Inconsistent dimension ordering for 1D networks - NCL vs NLC vs LNC

stared · March 12, 2018, 2:08pm

Dimension ordering seems to be inconsistent for 1D networks (for Natural Language Processing and some other signal processing). In case of combining embeddings, convolutions and recurrent networks it requires multiple dimension permutation operations through the code. It makes it less readable, more error-prone, and precludes from using Sequential to combine layers.

Examples

That is, for:

N - batch size / sample size
L - sequence length
C - the number of features / channels / filters

we get:

(N, C, L)

Conv1d, MaxPool1d, BatchNorm1d, etc

(N, L, C)

LSTM, GRU with batch_first=True
Embedding (output)
Linear (assuming we typically mix channels; vide 1x1 convolution)

(L, N, C)

LSTM, GRU with default options,

(N, *)

DataLoader

Questions

Why different order?
At least, is there some canonical PyTorch dimension ordering?
Which permute operations affect performance?
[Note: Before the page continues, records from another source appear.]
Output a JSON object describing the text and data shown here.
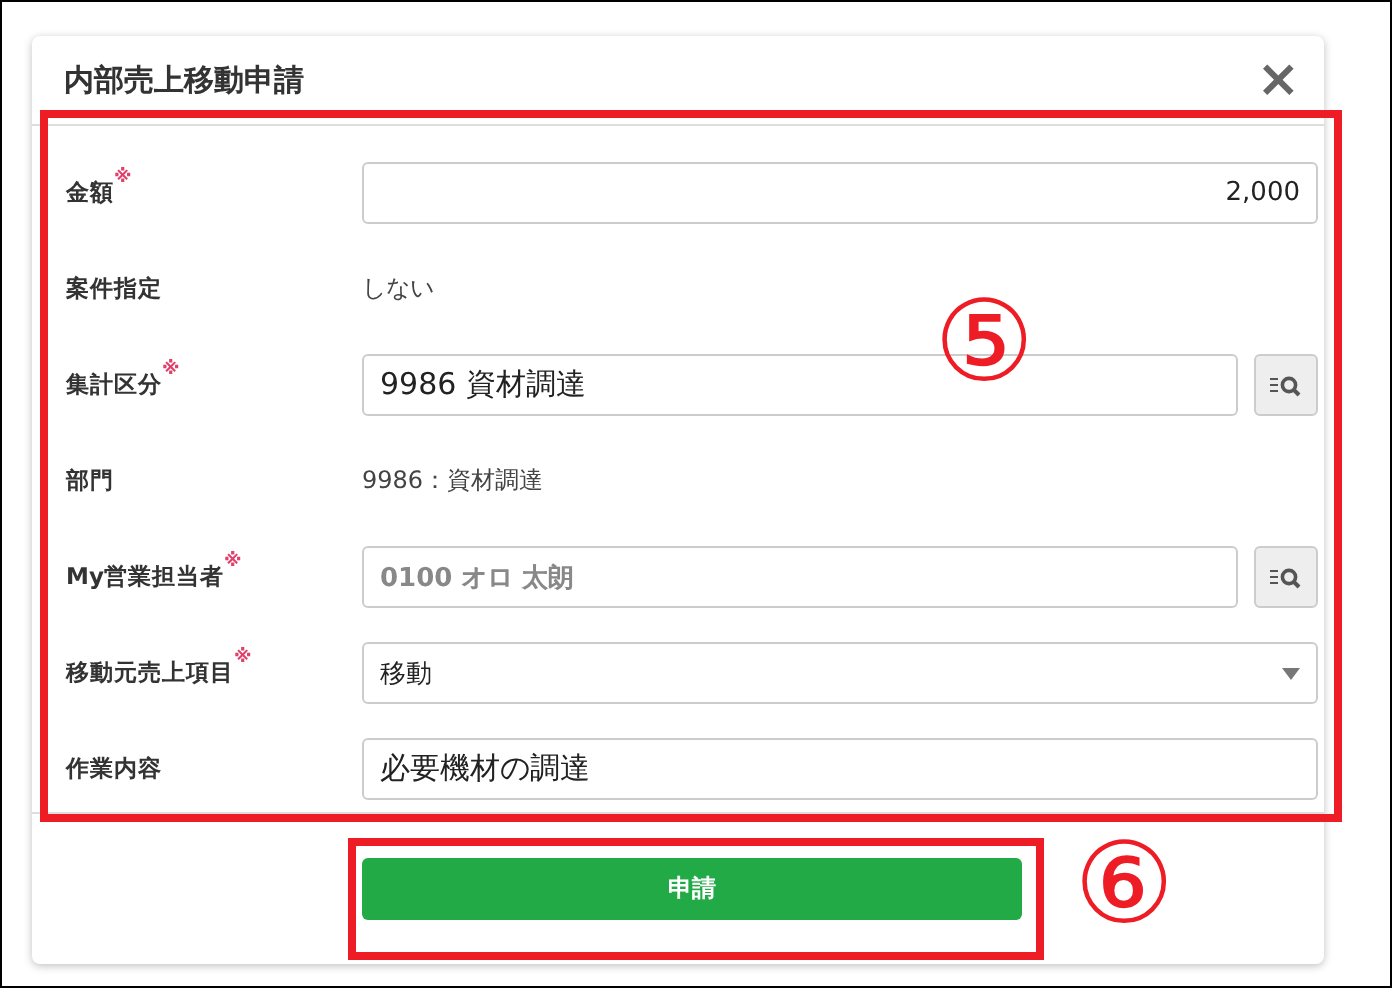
{
  "dialog": {
    "title": "内部売上移動申請",
    "close": "×"
  },
  "rows": [
    {
      "kind": "number",
      "label": "金額",
      "required": true,
      "value": "2,000",
      "disabled": false
    },
    {
      "kind": "static",
      "label": "案件指定",
      "required": false,
      "value": "しない",
      "disabled": false
    },
    {
      "kind": "lookup",
      "label": "集計区分",
      "required": true,
      "value": "9986 資材調達",
      "disabled": false
    },
    {
      "kind": "static",
      "label": "部門",
      "required": false,
      "value": "9986：資材調達",
      "disabled": false
    },
    {
      "kind": "lookup",
      "label": "My営業担当者",
      "required": true,
      "value": "0100 オロ 太朗",
      "disabled": true
    },
    {
      "kind": "select",
      "label": "移動元売上項目",
      "required": true,
      "value": "移動",
      "disabled": false
    },
    {
      "kind": "text",
      "label": "作業内容",
      "required": false,
      "value": "必要機材の調達",
      "disabled": false
    }
  ],
  "required_mark": "※",
  "submit": "申請",
  "annotations": [
    {
      "label": "⑤"
    },
    {
      "label": "⑥"
    }
  ]
}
In case of batch_first=False, regardless if we use output or hidden units, we need to run x= x.transpose(0, 1).contiguous() to pass it to linear operators. Does the speed-up for using these options outweigh the slowdown for reordering dimensions?

richard · March 12, 2018, 2:29pm

The canonical Pytorch dimension ordering is (N, C, **) where ** is shape dimensions. For a sequence that gives (N, C, L); for an image (N, C, H, W), etc etc.

LSTM, GRU are a little special because it’s much more efficiently for those to run when their batch dimension isn’t first.

stared · January 15, 2019, 12:32pm

Vide: Tensor Considered Harmful - a proposal for named tensor dimension.